Hadley gave him a probing look. It made him uncomfortable. He wasn’t used to people paying so much attention.

“Maybe you would be. If you gave it a chance.”

“I don’t think so.” They were back on Providence Avenue again. He said a quick goodbye and turned to leave.

“George?”

Slowly he turned.

“I’m sorry I was such a jerk when we were kids.”

The Hadley he’d known from school days never said she was sorry, not even when she was clearly in the wrong. Especially when she was clearly in the wrong.

“You were never a jerk to me,” he said, which was technically true.

“I was never a friend, either.
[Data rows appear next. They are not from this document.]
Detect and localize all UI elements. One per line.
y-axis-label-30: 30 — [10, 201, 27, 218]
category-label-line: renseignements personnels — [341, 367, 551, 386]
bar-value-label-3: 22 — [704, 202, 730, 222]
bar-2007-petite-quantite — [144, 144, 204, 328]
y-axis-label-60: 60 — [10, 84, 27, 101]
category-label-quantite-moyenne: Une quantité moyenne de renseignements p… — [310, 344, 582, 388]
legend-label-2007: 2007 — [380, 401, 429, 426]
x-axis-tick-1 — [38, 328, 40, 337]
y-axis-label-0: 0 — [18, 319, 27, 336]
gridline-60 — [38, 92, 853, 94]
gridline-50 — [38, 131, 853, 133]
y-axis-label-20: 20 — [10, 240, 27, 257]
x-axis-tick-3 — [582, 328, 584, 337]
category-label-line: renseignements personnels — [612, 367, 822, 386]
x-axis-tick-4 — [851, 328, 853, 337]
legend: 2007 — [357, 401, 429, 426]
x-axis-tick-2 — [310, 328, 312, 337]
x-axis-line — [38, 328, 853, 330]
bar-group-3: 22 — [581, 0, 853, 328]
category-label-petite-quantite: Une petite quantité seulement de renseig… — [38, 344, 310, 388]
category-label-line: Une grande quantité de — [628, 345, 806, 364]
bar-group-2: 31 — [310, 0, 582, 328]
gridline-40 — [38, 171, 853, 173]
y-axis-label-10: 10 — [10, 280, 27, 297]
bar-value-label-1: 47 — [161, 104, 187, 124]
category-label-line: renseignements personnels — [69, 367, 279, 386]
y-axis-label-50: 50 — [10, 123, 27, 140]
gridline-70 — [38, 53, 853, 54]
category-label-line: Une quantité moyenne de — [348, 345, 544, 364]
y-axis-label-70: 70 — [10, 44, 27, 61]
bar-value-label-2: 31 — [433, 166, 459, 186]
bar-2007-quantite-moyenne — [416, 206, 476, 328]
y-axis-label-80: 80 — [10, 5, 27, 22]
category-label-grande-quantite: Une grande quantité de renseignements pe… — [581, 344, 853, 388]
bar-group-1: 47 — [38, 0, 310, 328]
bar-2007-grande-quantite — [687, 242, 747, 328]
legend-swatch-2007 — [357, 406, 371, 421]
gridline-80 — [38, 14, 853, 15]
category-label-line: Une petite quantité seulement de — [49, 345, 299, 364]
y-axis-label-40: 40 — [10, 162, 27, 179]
I wish I had been.”

He accepted this with a nod. Her apology changed nothing in his life. Still, it was a validation that he existed. That he mattered. He didn’t get those very often.

“Are you sure you don’t want to join the party?”

“Thanks, but I’d rather go home.”

He’d given the people of Tangle Falls too many chances already. He’d given them a chance when he’d sent invitations to his first birthday party to everyone in his class and not a soul had said yes. They’d picked him last for team sports. Only sent him valentines if the teacher made them. Bullied him and picked fights with him. And maybe, worst of all, ignored him.

After the fire a few people had reached out. Mrs. G for one. Stella at the café. In his new solitude he’d considered moving, trying a fresh start in some other town. But he figured the people in other towns would probably be just like the people in this one. At least in Tangle Falls he knew who to avoid, how to stay out of trouble. Most compelling of all, his family was here.

If he left, who would bring them flowers? Who would come to visit and talk to them? Who would remember they’d been people? Good people. With feelings as tender as the shy morning glory that only opens in the sun.